Mr Clough said: "Should a conviction follow that, if he was released from prison he would have to sign the sex offenders register; he'd be treated differently in prison and he would be managed differently as a prisoner."

He said the thought of Vass's release from prison "horrifies" him, particularly as Vass has no convictions for sexual offences.

Victims' commissioner

Mr Clough said: "Currently, because he has no convictions of a sexual nature he wouldn't have to sign the sex offenders list and potentially he could be out by 60; he is a fit person and could still be a danger to women."

As well as continuing campaigning for rape charges to be brought against Vass, the family will fight to bring in accountability for judges.

"We need people to look at how this can be achieved and potentially bring back a victims' commissioner," said Mr Clough.
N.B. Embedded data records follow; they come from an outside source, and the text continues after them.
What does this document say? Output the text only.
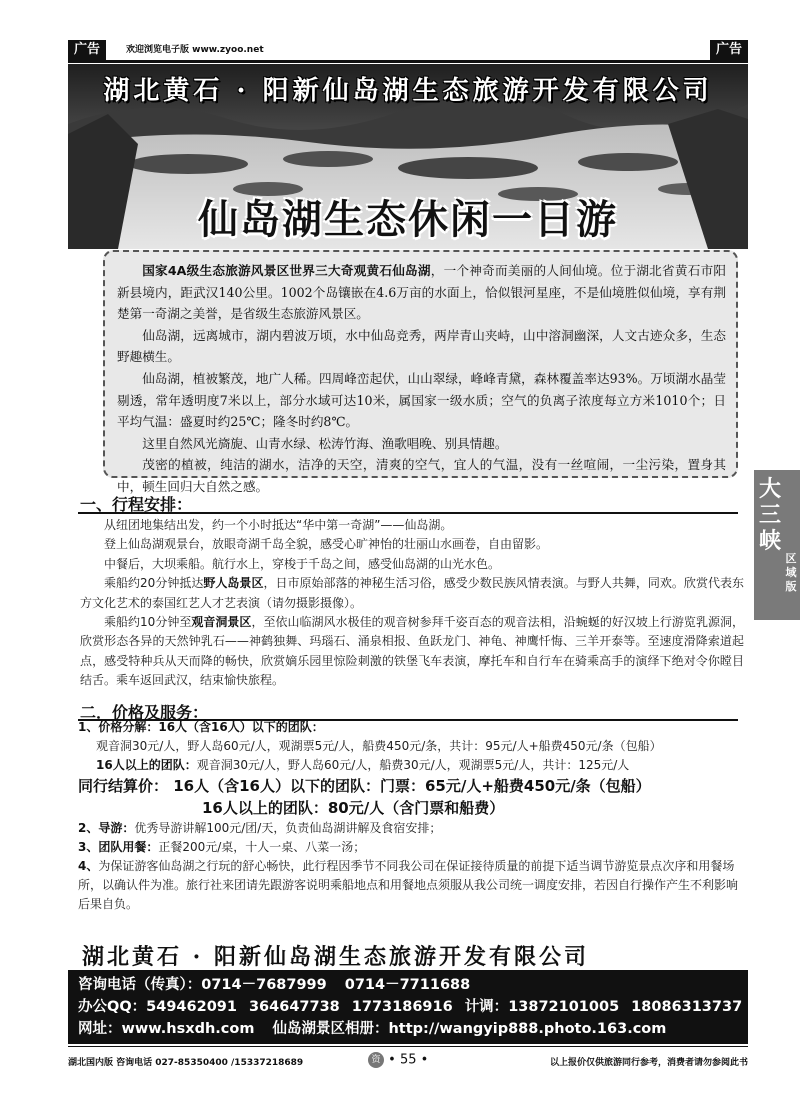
广告	欢迎浏览电子版 www.zyoo.net	广告
湖北黄石 · 阳新仙岛湖生态旅游开发有限公司
仙岛湖生态休闲一日游

国家4A级生态旅游风景区世界三大奇观黄石仙岛湖，一个神奇而美丽的人间仙境。位于湖北省黄石市阳新县境内，距武汉140公里。1002个岛镶嵌在4.6万亩的水面上，恰似银河星座，不是仙境胜似仙境，享有荆楚第一奇湖之美誉，是省级生态旅游风景区。

仙岛湖，远离城市，湖内碧波万顷，水中仙岛竞秀，两岸青山夹峙，山中溶洞幽深，人文古迹众多，生态野趣横生。

仙岛湖，植被繁茂，地广人稀。四周峰峦起伏，山山翠绿，峰峰青黛，森林覆盖率达93%。万顷湖水晶莹剔透，常年透明度7米以上，部分水域可达10米，属国家一级水质；空气的负离子浓度每立方米1010个；日平均气温：盛夏时约25℃；隆冬时约8℃。

这里自然风光旖旎、山青水绿、松涛竹海、渔歌唱晚、别具情趣。

茂密的植被，纯洁的湖水，洁净的天空，清爽的空气，宜人的气温，没有一丝喧闹，一尘污染，置身其中，顿生回归大自然之感。	大三峡
区域版
一、行程安排：

从纽团地集结出发，约一个小时抵达“华中第一奇湖”——仙岛湖。

登上仙岛湖观景台，放眼奇湖千岛全貌，感受心旷神怡的壮丽山水画卷，自由留影。

中餐后，大坝乘船。航行水上，穿梭于千岛之间，感受仙岛湖的山光水色。

乘船约20分钟抵达野人岛景区，日市原始部落的神秘生活习俗，感受少数民族风情表演。与野人共舞，同欢。欣赏代表东方文化艺术的泰国红艺人才艺表演（请勿摄影摄像）。

乘船约10分钟至观音洞景区，至依山临湖风水极佳的观音树参拜千姿百态的观音法相，沿蜿蜒的好汉坡上行游览乳源洞，欣赏形态各异的天然钟乳石——神鹤独舞、玛瑙石、涌泉相报、鱼跃龙门、神龟、神鹰忏悔、三羊开泰等。至速度滑降索道起点，感受特种兵从天而降的畅快，欣赏嫡乐园里惊险刺激的铁堡飞车表演，摩托车和自行车在骑乘高手的演绎下绝对令你瞠目结舌。乘车返回武汉，结束愉快旅程。

二．价格及服务：
1、价格分解：16人（含16人）以下的团队：
观音洞30元/人，野人岛60元/人，观湖票5元/人，船费450元/条，共计：95元/人+船费450元/条（包船）
16人以上的团队：观音洞30元/人，野人岛60元/人，船费30元/人，观湖票5元/人，共计：125元/人
同行结算价： 16人（含16人）以下的团队：门票：65元/人+船费450元/条（包船）
16人以上的团队：80元/人（含门票和船费）
2、导游：优秀导游讲解100元/团/天，负责仙岛湖讲解及食宿安排；
3、团队用餐：正餐200元/桌，十人一桌、八菜一汤；
4、为保证游客仙岛湖之行玩的舒心畅快，此行程因季节不同我公司在保证接待质量的前提下适当调节游览景点次序和用餐场所，以确认件为准。旅行社来团请先跟游客说明乘船地点和用餐地点须服从我公司统一调度安排，若因自行操作产生不利影响后果自负。
湖北黄石 · 阳新仙岛湖生态旅游开发有限公司
咨询电话（传真）：0714－7687999 0714－7711688
办公QQ：549462091 364647738 1773186916 计调：13872101005 18086313737
网址：www.hsxdh.com 仙岛湖景区相册：http://wangyip888.photo.163.com
湖北国内版 咨询电话 027-85350400 /15337218689	资 • 55 •	以上报价仅供旅游同行参考，消费者请勿参阅此书
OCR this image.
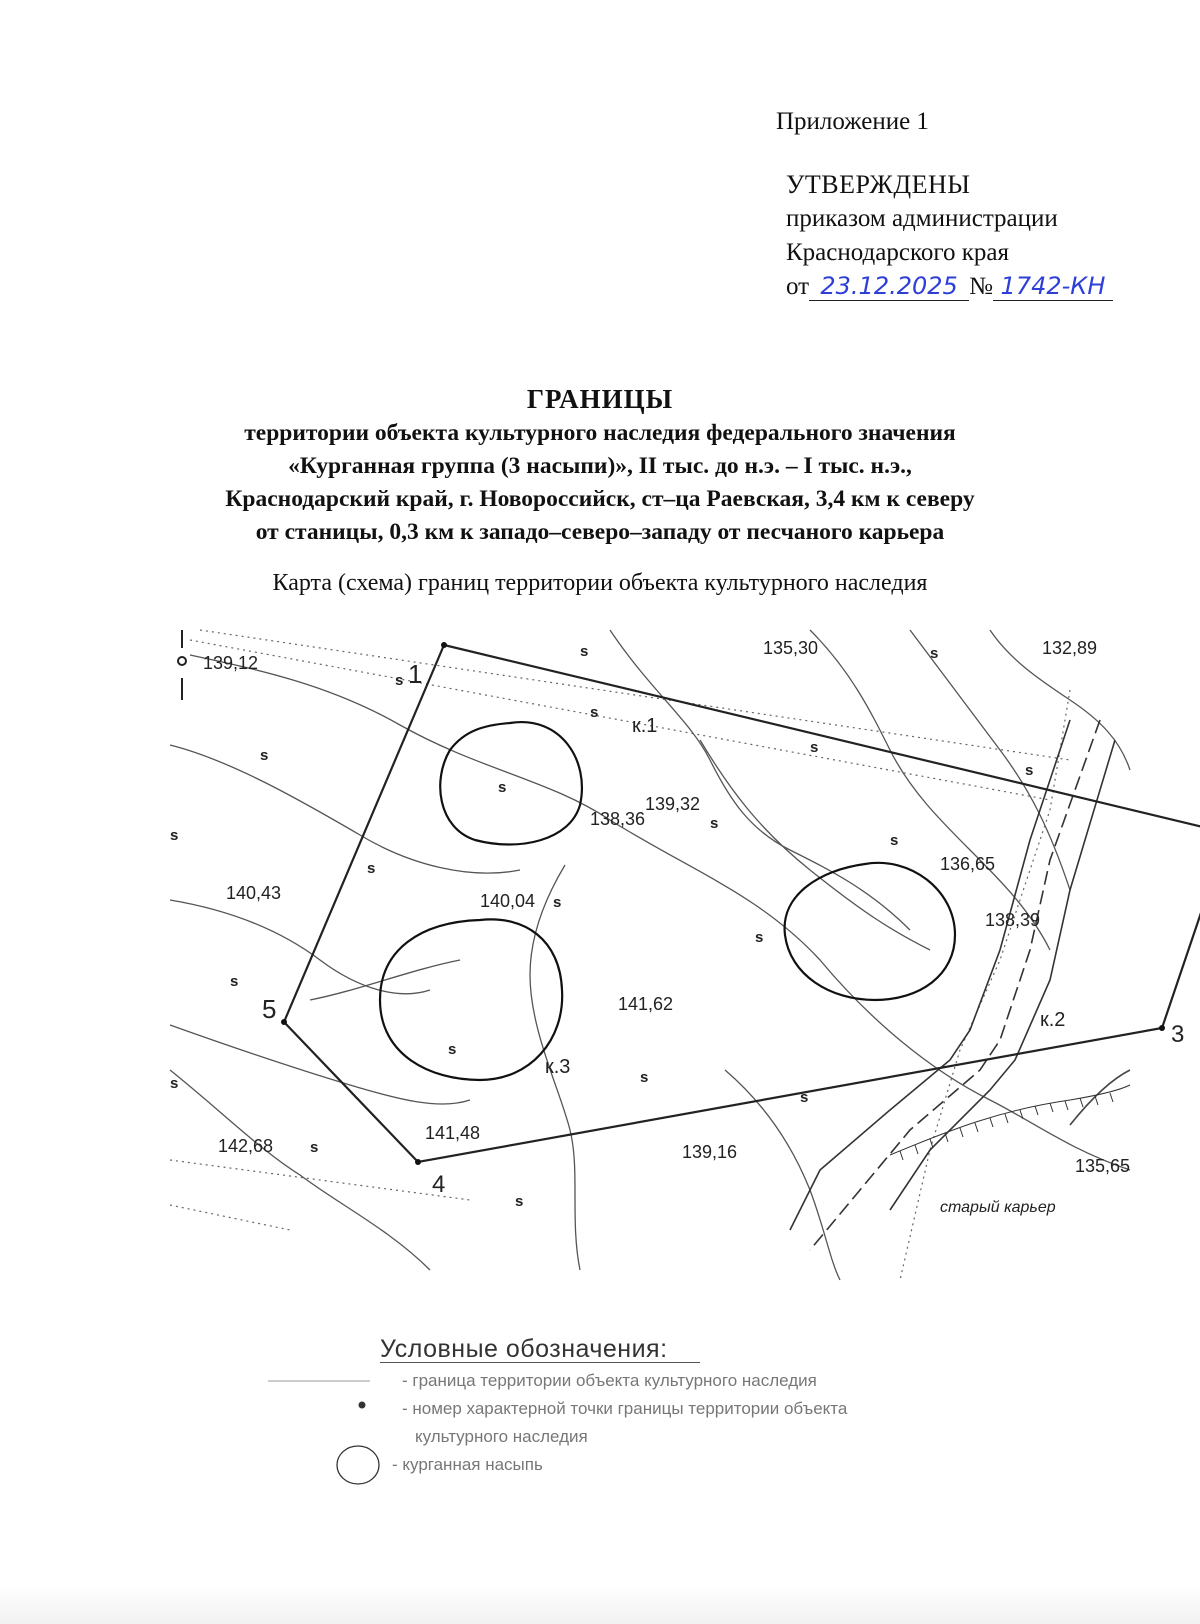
Приложение 1
УТВЕРЖДЕНЫ
приказом администрации
Краснодарского края
от 23.12.2025 № 1742-КН
ГРАНИЦЫ
территории объекта культурного наследия федерального значения
«Курганная группа (3 насыпи)», II тыс. до н.э. – I тыс. н.э.,
Краснодарский край, г. Новороссийск, ст–ца Раевская, 3,4 км к северу
от станицы, 0,3 км к западо–северо–западу от песчаного карьера
Карта (схема) границ территории объекта культурного наследия
1
3
4
5
к.1
139,32
к.2
138,39
к.3
141,62
139,12
135,30	132,89
138,36
136,65
140,43	140,04
142,68
141,48
139,16
135,65
старый карьер
s	s
s
s
s
s
s
s
s
s	s
s
s
s
s
s
s
s
s
s
s
Условные обозначения:
- граница территории объекта культурного наследия
- номер характерной точки границы территории объекта
культурного наследия
- курганная насыпь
The family have also prompted changes to bail laws allowing prosecutors to appeal against a Crown court judge's bail ruling at the High Court.

Previously the Crown Prosecution Service (CPS) had no right to appeal against Crown court bail decisions.

The law change is due to take effect in autumn and will bring Crown courts in line with magistrates' courts where appeals against bail decisions are allowed.

Ms Clough's parents have said they believe their daughter would still be alive if the CPS had had the right to challenge bail decisions.